During the Second World War, Postan worked as a secretary for MI5 after she was introduced to its head, Sir Vernon Kell, through family connections. She was initially stationed at Wormwood Scrubs where operation XX was in progress. She later worked at Blenheim Palace during which time Anthony Blunt, later revealed to be a Soviet spy, took her to lunch.[2]

Transferred to London, Postan met her future husband, the University of Cambridge economic historian Michael Postan, who was head of the Russia section of the Ministry of Economic Warfare. They married in 1944 and had two sons together.[2]


Postan became a noted horticulturalist associated with the Royal Horticultural Society and was a specialist in the Rhododendron plant of which she edited a history.
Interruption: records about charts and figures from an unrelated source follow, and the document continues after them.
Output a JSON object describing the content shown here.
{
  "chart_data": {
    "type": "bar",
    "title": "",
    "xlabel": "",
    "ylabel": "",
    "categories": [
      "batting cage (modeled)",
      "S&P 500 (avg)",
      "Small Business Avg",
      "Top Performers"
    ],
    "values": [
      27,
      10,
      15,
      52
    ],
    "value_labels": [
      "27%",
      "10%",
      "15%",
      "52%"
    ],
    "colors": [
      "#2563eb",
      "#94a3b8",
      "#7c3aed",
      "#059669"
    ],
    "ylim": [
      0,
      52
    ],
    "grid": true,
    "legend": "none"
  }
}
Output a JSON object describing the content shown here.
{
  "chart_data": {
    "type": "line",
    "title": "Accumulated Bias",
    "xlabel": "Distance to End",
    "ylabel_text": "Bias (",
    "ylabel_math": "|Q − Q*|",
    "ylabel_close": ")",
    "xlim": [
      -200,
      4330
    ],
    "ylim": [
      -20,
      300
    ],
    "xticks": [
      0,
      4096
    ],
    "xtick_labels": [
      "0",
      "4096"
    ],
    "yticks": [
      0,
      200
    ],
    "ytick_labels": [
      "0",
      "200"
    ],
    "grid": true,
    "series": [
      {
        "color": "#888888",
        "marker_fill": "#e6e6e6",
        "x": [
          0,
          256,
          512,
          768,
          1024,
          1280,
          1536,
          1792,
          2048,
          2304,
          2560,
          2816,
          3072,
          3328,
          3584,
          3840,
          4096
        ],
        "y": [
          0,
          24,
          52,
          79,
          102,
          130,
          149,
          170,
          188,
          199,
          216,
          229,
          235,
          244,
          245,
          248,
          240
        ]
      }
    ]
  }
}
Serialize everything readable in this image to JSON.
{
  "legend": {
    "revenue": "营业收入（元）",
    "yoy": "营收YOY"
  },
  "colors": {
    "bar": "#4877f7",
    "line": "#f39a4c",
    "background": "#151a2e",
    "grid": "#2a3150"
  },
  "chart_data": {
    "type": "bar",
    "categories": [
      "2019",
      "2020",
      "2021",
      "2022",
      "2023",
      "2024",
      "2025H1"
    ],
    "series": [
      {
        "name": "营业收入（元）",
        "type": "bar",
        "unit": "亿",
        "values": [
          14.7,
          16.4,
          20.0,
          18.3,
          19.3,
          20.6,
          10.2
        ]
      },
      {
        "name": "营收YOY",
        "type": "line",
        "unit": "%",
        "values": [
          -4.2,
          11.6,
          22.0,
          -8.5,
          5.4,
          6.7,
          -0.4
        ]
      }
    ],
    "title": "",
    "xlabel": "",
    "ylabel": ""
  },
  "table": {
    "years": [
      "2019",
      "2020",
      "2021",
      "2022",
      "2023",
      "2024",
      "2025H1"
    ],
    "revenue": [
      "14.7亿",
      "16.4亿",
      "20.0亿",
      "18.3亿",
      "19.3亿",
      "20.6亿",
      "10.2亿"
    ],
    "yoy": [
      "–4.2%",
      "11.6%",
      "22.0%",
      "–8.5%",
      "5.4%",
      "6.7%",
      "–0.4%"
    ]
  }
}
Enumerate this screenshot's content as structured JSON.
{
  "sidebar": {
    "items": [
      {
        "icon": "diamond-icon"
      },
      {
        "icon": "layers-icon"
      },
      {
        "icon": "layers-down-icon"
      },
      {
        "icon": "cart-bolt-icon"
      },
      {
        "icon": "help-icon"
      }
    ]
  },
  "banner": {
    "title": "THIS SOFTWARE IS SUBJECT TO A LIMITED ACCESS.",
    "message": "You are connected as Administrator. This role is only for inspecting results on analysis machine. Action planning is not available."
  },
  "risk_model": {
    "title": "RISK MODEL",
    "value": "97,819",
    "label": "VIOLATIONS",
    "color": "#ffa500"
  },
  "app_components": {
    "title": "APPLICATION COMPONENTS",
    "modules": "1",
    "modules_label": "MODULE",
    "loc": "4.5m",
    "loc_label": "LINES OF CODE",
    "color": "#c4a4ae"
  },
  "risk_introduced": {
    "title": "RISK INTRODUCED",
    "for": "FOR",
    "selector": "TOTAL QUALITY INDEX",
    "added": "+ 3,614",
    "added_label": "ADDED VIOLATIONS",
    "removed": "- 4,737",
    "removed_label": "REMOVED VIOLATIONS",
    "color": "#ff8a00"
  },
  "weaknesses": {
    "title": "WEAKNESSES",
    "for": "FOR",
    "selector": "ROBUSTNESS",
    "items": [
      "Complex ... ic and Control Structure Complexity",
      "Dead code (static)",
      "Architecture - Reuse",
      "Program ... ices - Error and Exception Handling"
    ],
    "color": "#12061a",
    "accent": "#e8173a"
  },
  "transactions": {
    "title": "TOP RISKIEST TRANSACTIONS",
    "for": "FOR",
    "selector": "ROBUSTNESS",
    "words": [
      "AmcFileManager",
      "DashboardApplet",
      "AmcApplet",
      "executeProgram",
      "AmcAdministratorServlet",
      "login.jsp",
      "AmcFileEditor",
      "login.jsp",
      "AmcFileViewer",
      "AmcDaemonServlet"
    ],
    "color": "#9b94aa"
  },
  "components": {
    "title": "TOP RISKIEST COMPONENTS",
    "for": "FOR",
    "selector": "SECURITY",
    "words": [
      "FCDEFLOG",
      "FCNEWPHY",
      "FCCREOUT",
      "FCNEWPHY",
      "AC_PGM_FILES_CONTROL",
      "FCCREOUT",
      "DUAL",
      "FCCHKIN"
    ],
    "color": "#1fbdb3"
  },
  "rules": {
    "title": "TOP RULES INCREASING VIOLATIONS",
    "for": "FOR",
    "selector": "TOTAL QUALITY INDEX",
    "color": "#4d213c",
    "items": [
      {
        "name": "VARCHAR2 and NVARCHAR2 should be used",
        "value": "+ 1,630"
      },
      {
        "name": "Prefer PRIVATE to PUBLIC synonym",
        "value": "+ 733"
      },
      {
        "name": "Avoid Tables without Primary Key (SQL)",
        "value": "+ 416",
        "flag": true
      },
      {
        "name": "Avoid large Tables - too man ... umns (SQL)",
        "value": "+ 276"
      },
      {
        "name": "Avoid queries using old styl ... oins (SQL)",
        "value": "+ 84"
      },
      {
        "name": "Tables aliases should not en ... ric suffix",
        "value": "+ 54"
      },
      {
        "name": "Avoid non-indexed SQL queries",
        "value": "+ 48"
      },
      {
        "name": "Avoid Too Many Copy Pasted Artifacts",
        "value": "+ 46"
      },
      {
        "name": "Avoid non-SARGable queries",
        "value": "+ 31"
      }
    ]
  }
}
The Ceanothus Cynthia Postan, a Californian lilac originally known as Ceanothus x regius, now carries her name. [3][4]


She formed an important collection of French porcelain which was sold in 2015.[5]


Postan died on 12 November 2017.[2]

Selected publicationsEdit


  • The Rhododendron Story: 200 Years of Plant Hunting and Garden Cultivation. Royal Horticultural Society, 1996. ISBN 978-1874431428


  • Duby, Georges. (1968) Rural Economy and Country Life in the Medieval West. London: Edward Arnold.
  • Bairoch, Paul. (1975) The Economic Development of the Third World since 1900. London: Methuen. ISBN 0416762301
  • Duby, Georges. (1977) The Chivalrous Society. University of California Press. ISBN 0520028139


  1. ^ Lady Cynthia Rosalie Postan (née Keppel). National Portrait Gallery. Retrieved 23 December 2017.
  2. ^ a b c d e Cynthia Postan. The Times, 6 December 2017. Retrieved 8 December 2017. (subscription required)
  3. ^ Ceanothus 'Cynthia Postan'. Retrieved 9 December 2017.
  4. ^ Ceanothus ‘Cynthia Postan’. Cambridge University Botanic Garden. Retrieved 9 December 2017.
  5. ^ The Lady Cynthia Postan Collection of French and Other 18th Century Porcelain Archived 9 December 2017 at the Wayback Machine Pimpernel Press, 2015. Archived here.